The Trans-Atlantic Data Privacy Framework is supposed to address concerns which led to its predecessor being struck down by the Court of Justice of the European Union (CJEU) in the Schrems II decision of July 2020. Concerns centred around the powers given to US agencies to carry out bulk surveillance, with limited rights of redress under US law. The March framework envisaged that details of US promises on safeguarding of data would be published in an Executive Order and would form the basis of a future 'adequacy decision' by the European Commission. Post-Brexit a separate UK agreement, the international data transfer agreement (IDTA), is still in draft form.

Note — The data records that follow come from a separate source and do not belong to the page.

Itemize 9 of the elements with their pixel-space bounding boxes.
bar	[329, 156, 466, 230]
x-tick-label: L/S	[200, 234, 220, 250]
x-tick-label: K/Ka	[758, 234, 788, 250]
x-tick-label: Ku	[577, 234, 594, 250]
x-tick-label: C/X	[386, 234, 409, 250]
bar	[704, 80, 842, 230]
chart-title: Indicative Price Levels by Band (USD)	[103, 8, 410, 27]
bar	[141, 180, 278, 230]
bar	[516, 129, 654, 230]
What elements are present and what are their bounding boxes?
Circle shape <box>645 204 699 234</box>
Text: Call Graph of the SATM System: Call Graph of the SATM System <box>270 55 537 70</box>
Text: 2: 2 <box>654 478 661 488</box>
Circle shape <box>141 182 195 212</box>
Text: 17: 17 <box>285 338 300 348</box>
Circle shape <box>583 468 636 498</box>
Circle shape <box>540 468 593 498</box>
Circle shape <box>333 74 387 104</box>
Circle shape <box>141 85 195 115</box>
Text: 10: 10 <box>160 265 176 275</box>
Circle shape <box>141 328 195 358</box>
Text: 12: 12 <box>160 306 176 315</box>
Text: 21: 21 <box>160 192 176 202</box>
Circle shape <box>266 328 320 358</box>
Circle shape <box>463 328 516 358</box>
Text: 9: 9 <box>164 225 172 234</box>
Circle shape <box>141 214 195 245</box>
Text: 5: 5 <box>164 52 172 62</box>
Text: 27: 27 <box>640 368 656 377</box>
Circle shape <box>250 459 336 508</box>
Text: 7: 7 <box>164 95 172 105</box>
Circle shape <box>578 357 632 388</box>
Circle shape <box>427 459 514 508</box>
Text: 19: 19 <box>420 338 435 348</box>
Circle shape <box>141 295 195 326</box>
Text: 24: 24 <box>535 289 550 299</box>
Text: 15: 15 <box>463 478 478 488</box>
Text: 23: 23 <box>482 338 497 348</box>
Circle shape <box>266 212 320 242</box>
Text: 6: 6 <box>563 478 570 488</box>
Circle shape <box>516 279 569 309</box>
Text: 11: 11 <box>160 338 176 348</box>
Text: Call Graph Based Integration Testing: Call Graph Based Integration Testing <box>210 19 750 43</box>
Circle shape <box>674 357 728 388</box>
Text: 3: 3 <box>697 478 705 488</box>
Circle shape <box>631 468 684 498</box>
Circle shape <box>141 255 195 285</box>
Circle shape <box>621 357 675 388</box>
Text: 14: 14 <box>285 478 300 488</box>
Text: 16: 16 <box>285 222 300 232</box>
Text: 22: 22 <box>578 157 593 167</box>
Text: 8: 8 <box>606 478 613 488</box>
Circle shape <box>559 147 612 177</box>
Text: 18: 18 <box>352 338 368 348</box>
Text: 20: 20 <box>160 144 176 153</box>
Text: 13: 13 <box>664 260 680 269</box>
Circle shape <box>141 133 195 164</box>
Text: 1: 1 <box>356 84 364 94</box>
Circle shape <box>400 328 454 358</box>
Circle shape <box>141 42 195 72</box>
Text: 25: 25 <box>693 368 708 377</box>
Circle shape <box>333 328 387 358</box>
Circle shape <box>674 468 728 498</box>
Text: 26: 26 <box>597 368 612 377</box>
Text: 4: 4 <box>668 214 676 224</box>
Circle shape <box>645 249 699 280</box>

The Executive Order binds US surveillance agencies to limit their access to incoming data to information that is necessary and proportionate to protect national security - specifically work 'in pursuit of defined national security objectives', including assessment of foreign military capabilities, understanding threats affecting global security, and protecting against terrorism. It also establishes a new two-tier independent redress mechanism to investigate and resolve complaints, where the data concerned comes from designated countries, which will include the EU and UK.
While the European Commission has already said it believes the new safeguards address the problems identified by the ECJ in Schrems II, Austrian lawyer and privacy activist Max Schrems has https://noyb.eu/en/new-us-executive-order-unlikely-satisfy-eu-law suggested that differing interpretations of 'necessary' and 'proportionate' are likely to scupper it - although he is spending 'a couple of days' investigating the documents in detail.
The UK Government has said it will aim to complete its assessment 'in weeks ahead', while the EC says initial consideration, publication of a draft adequacy decision and consultation with the EDPB and member states will between them take around six months.